Oil prices fall as investors take stock of Biden exit, rate cuts in focus

By Paul Carsten and Georgina McCartney

LONDON (Reuters) -Oil prices fell on Monday after Joe Biden announced he would not seek a second term as U.S. president, while investors considered the possibility of U.S. interest rate cuts, potentially as soon as September.

Brent crude futures fell 68 cents, or 0.82%, to $81.95 a barrel by 1327 GMT. U.S. West Texas Intermediate crude futures were down 69 cents at $79.44.

Brent has remained relatively steady in the past month, hovering between $82 and $88 a barrel.

The U.S. Federal Reserve is due to review policy next on July 30-31, when investors expect it to maintain rates, though there have been signs of a possible cut in September.

“The risk of delaying rate cuts is tied to a contracting economy, which could potentially lead to a recession. This scenario signals bearish implications for oil demand and prices,” Razan Hilal, market analyst at Forex.com, said in a note.

Higher interest rates boost borrowing costs for consumers and businesses, weighing on oil demand.

“If we get an indication of a soon rate cut, the Fed could be positive for risk sensitive assets like oil,” said Giovanni Staunovo, an analyst at UBS.

Meanwhile, news that President Biden decided on Sunday to abandon his re-election bid was not a major factor for oil markets, analysts said. He has endorsed Vice President Kamala Harris as the candidate who should face Republican Donald Trump in the November election.

“We think the ability of the U.S. president to influence U.S. oil production is probably overrated,” said Suvro Sarkar, energy team lead at DBS Bank, noting U.S. output reached record highs last year despite the Biden administration’s moves to address climate change.

“If anything, a Trump presidency could influence higher demand for oil in the U.S., given his anti-EV (electric vehicle) stance,” Sarkar added.

That could offset some of the support markets have gained from recent OPEC+ production cuts, said IG analyst Tony Sycamore.
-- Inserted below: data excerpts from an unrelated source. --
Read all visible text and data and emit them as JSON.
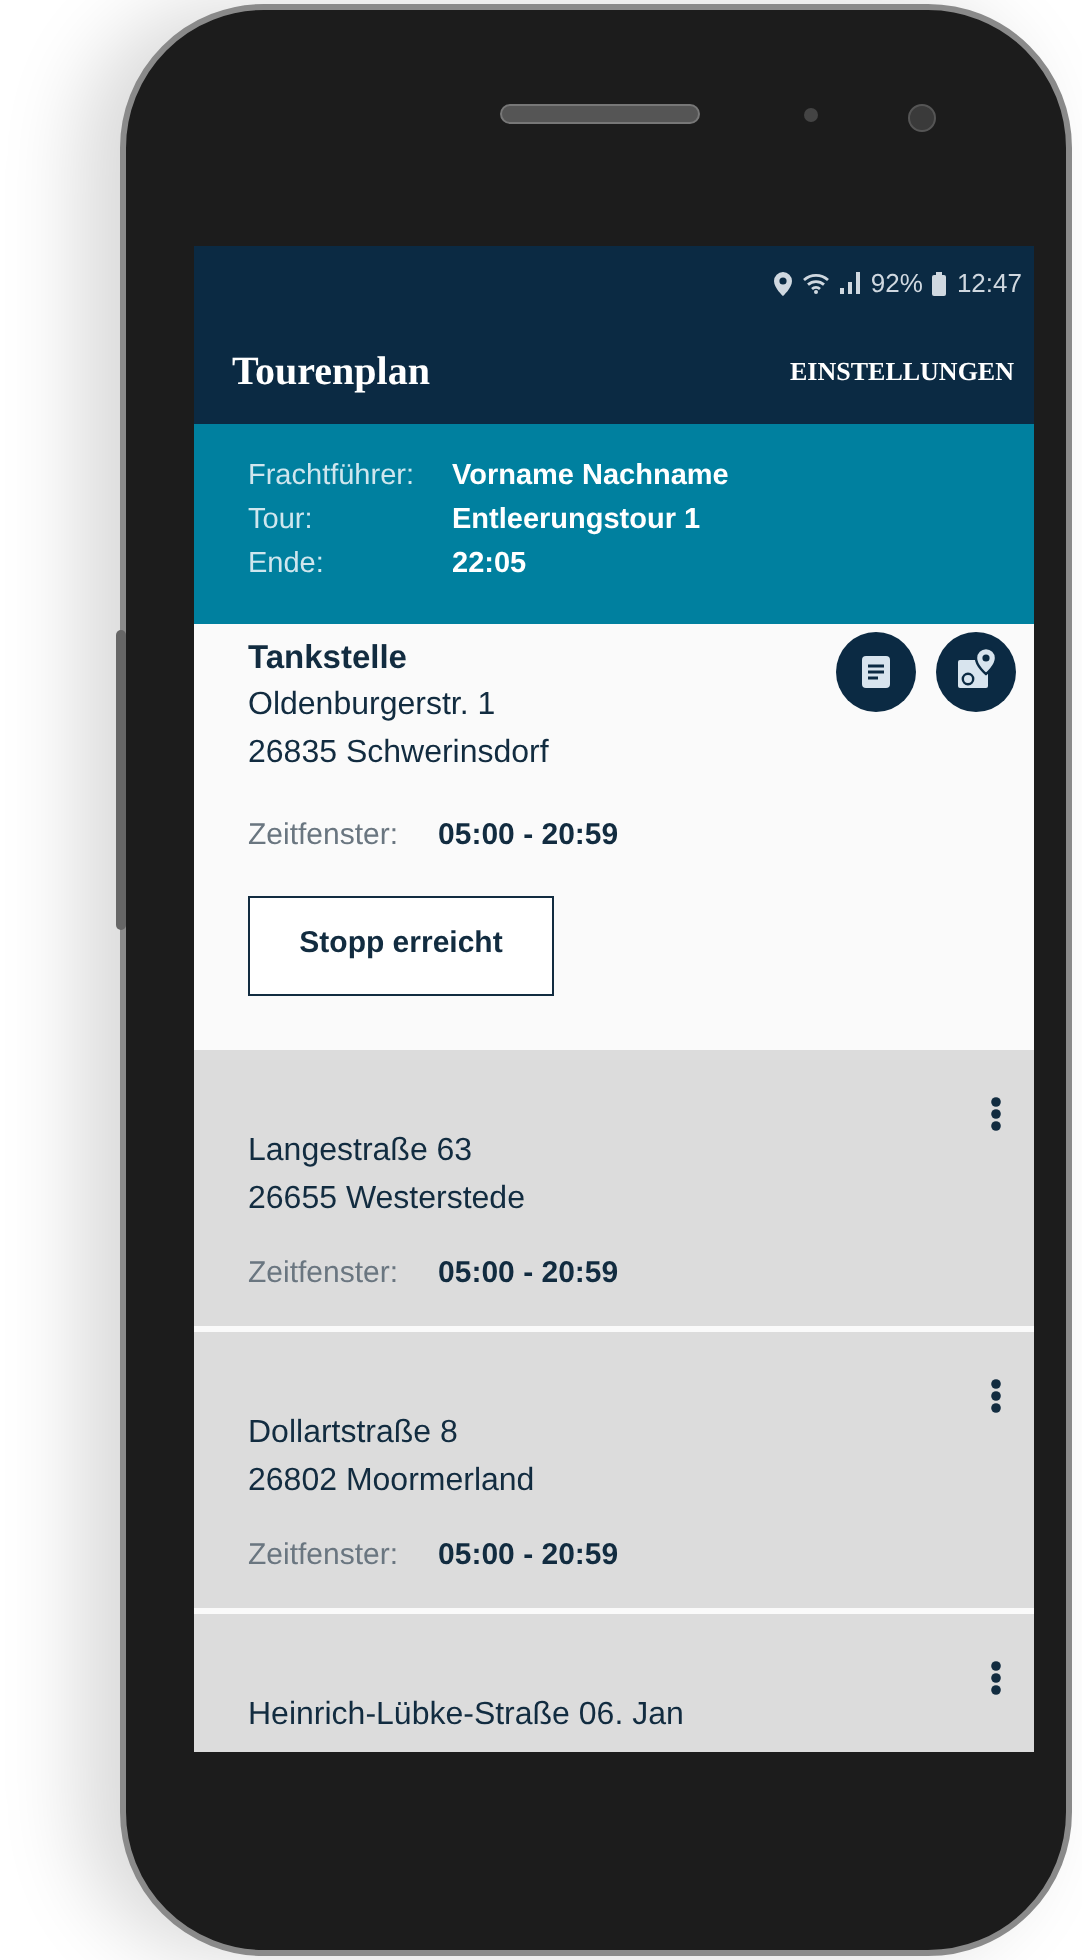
{
  "status_bar": {
    "battery": "92%",
    "time": "12:47"
  },
  "app_bar": {
    "title": "Tourenplan",
    "action": "EINSTELLUNGEN"
  },
  "tour_info": [
    {
      "label": "Frachtführer:",
      "value": "Vorname Nachname"
    },
    {
      "label": "Tour:",
      "value": "Entleerungstour 1"
    },
    {
      "label": "Ende:",
      "value": "22:05"
    }
  ],
  "stops": [
    {
      "kind": "current",
      "name": "Tankstelle",
      "address": [
        "Oldenburgerstr. 1",
        "26835 Schwerinsdorf"
      ],
      "window_label": "Zeitfenster:",
      "window": "05:00 - 20:59",
      "button": "Stopp erreicht"
    },
    {
      "kind": "pending",
      "address": [
        "Langestraße 63",
        "26655 Westerstede"
      ],
      "window_label": "Zeitfenster:",
      "window": "05:00 - 20:59"
    },
    {
      "kind": "pending",
      "address": [
        "Dollartstraße 8",
        "26802 Moormerland"
      ],
      "window_label": "Zeitfenster:",
      "window": "05:00 - 20:59"
    },
    {
      "kind": "pending",
      "address": [
        "Heinrich-Lübke-Straße 06. Jan"
      ]
    }
  ]
}
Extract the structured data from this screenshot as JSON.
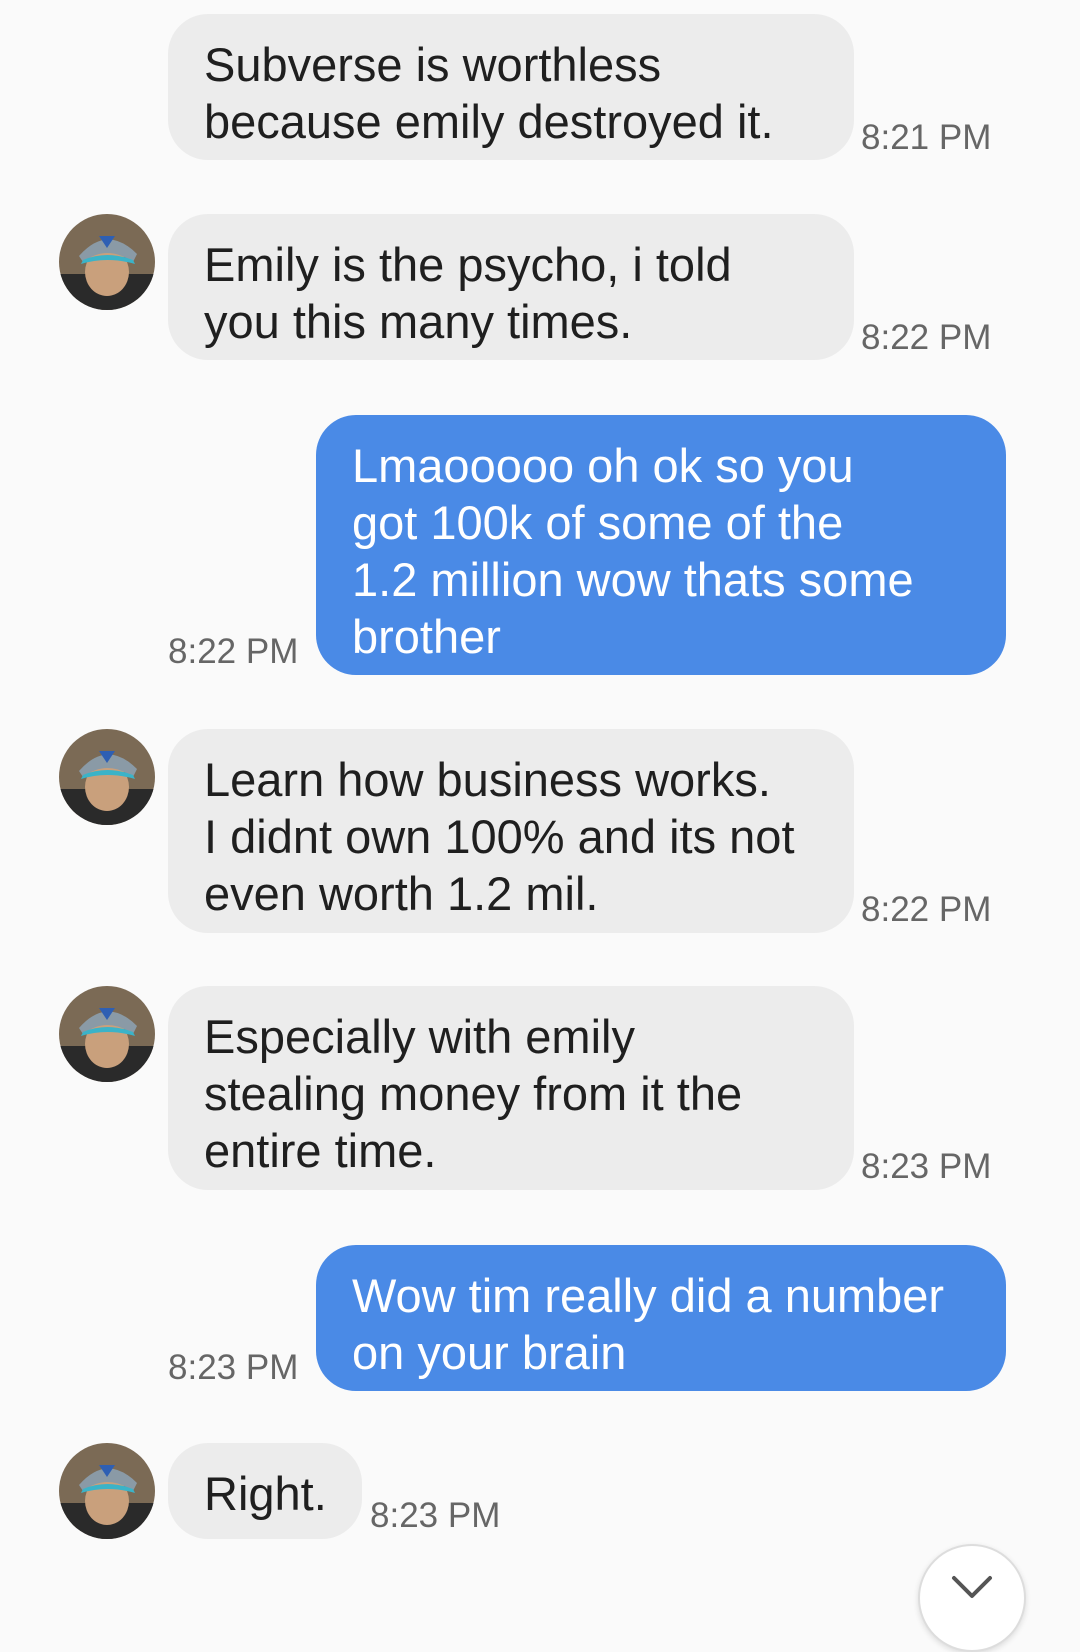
{
  "messages": [
    {
      "direction": "incoming",
      "avatar": false,
      "text": "Subverse is worthless\nbecause emily destroyed it.",
      "time": "8:21 PM"
    },
    {
      "direction": "incoming",
      "avatar": true,
      "text": "Emily is the psycho, i told\nyou this many times.",
      "time": "8:22 PM"
    },
    {
      "direction": "outgoing",
      "text": "Lmaooooo oh ok so you\ngot 100k of some of the\n1.2 million wow thats some\nbrother",
      "time": "8:22 PM"
    },
    {
      "direction": "incoming",
      "avatar": true,
      "text": "Learn how business works.\nI didnt own 100% and its not\neven worth 1.2 mil.",
      "time": "8:22 PM"
    },
    {
      "direction": "incoming",
      "avatar": true,
      "text": "Especially with emily\nstealing money from it the\nentire time.",
      "time": "8:23 PM"
    },
    {
      "direction": "outgoing",
      "text": "Wow tim really did a number\non your brain",
      "time": "8:23 PM"
    },
    {
      "direction": "incoming",
      "avatar": true,
      "text": "Right.",
      "time": "8:23 PM"
    }
  ],
  "icons": {
    "avatar": "contact-avatar-icon",
    "scroll_down": "chevron-down-icon"
  },
  "colors": {
    "incoming_bubble": "#ececec",
    "outgoing_bubble": "#4a8ae6",
    "background": "#fafafa"
  }
}
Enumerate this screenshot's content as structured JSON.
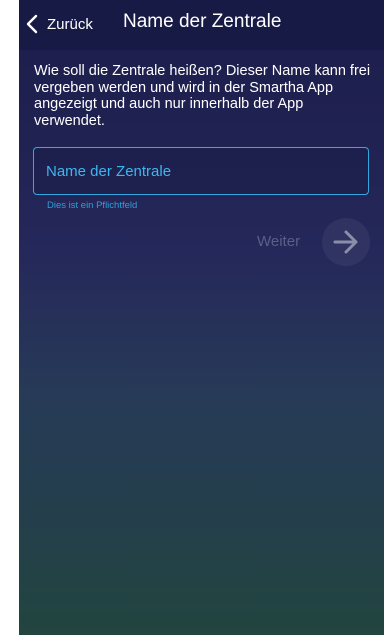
{
  "header": {
    "back_label": "Zurück",
    "title": "Name der Zentrale",
    "back_icon": "chevron-left-icon"
  },
  "main": {
    "description": "Wie soll die Zentrale heißen? Dieser Name kann frei vergeben werden und wird in der Smartha App angezeigt und auch nur innerhalb der App verwendet.",
    "name_field": {
      "placeholder": "Name der Zentrale",
      "value": "",
      "helper": "Dies ist ein Pflichtfeld"
    },
    "next": {
      "label": "Weiter",
      "icon": "arrow-right-icon"
    }
  },
  "colors": {
    "accent": "#33a8e0",
    "appbar": "#171a44",
    "background_top": "#1d1d4c",
    "background_bottom": "#22453f"
  }
}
The flipside to unrestricted oil production in the United States could well be lower oil prices, which may have the unintended impact of forcing marginal producers to mothball production, Sycamore added.

Elsewhere, China’s slower than expected economic growth of 4.7% in the second quarter sparked concerns last week over the country’s demand for oil and continues to weigh on prices.

On Monday, China also surprised markets by lowering a key short-term policy rate and benchmark lending rates to boost the economy, though support was limited, analysts said.

“The Chinese interest rate cut has been too small to lift overall sentiment for crude oil,” said UBS’ Staunovo.

On Sunday China released a policy document after a leaders’ meeting that largely outlined known ambitions, from developing advanced industries to improving the business environment. Analysts did not spot any imminent sign of structural shifts in the world’s second-biggest economy.